Я пытался уговорить Эльстира, никому в этом, конечно, не признаваясь, чтобы он рассказал ей обо мне и нас свел. Он обещал нас познакомить, хоть и удивлялся, зачем мне это знакомство, потому что по его мнению она была ничтожеством, интриганкой, корыстной и скучной особой. Я рассудил, что если я встречусь с г-жой Бонтан, Андре рано или поздно об этом узнает, так что лучше ее заранее предупредить. «Кто чего боится, то с тем и случится, — сказал я ей. — Меньше всего на свете мне хотелось встретиться с госпожой Бонтан, но ничего не поделаешь: Эльстир собирается пригласить ее и меня». — «Ни минуты не сомневалась, что так оно и будет», — горестно воскликнула Андре, устремив в какую-то невидимую точку в пространстве расширившиеся и искаженные горем глаза.
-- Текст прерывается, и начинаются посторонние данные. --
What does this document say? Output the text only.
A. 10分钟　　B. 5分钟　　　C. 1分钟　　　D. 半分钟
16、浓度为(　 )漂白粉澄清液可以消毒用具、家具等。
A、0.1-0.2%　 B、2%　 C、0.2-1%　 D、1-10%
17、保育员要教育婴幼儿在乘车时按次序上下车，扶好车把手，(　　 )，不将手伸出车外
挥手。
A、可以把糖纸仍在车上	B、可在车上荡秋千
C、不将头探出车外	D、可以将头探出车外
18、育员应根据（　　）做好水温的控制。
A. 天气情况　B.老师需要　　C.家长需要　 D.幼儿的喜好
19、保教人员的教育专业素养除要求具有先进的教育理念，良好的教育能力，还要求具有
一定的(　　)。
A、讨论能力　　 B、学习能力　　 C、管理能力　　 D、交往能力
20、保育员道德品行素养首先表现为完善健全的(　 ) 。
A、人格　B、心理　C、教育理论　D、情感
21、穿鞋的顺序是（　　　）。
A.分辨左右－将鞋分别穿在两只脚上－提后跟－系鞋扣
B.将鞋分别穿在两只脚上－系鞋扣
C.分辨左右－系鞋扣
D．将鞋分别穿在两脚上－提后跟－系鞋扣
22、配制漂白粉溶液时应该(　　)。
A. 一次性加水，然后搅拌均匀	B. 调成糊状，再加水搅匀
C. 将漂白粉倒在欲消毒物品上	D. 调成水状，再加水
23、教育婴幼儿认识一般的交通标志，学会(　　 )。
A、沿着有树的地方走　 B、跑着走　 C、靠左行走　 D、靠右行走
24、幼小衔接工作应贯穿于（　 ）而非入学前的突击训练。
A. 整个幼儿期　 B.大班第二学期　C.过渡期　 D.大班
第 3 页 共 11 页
Едва ли эти слова внятно передавали ее мысль: «Я прекрасно знаю, что вы любите Альбертину и из кожи вон лезете, чтобы сблизиться с ее семьей». Но они, эти слова, были бесформенными и необязательными осколками той самой мысли, которую я задел — и она взорвалась вопреки воле самой Андре. И точно так же как выраженьице «как раз», эти слова получали смысл только на уровне интерпретации: это были именно такие слова, которые (в отличие от прямых утверждений) внушают нам или уважение к собеседнику, или недоверие, или ссорят с ним.
Андре думала, что я любил Альбертину, именно потому она и не поверила, что семья Альбертины меня не интересует. И вероятно, ее это задевало.
На моих свиданиях с ее подругой она обычно бывала третьей. Но бывало, что мне предстояло увидеть только Альбертину, я лихорадочно ждал этих дней, хотя они никогда ни к чему не приводили; всякий раз это оказывался не тот главный день, о котором я думал, и я тут же доверял его роль следующему такому дню, но и следующий не справлялся с этой ролью; так рушились, один за другим, эти валы, и вслед за одним тут же вырастал другой.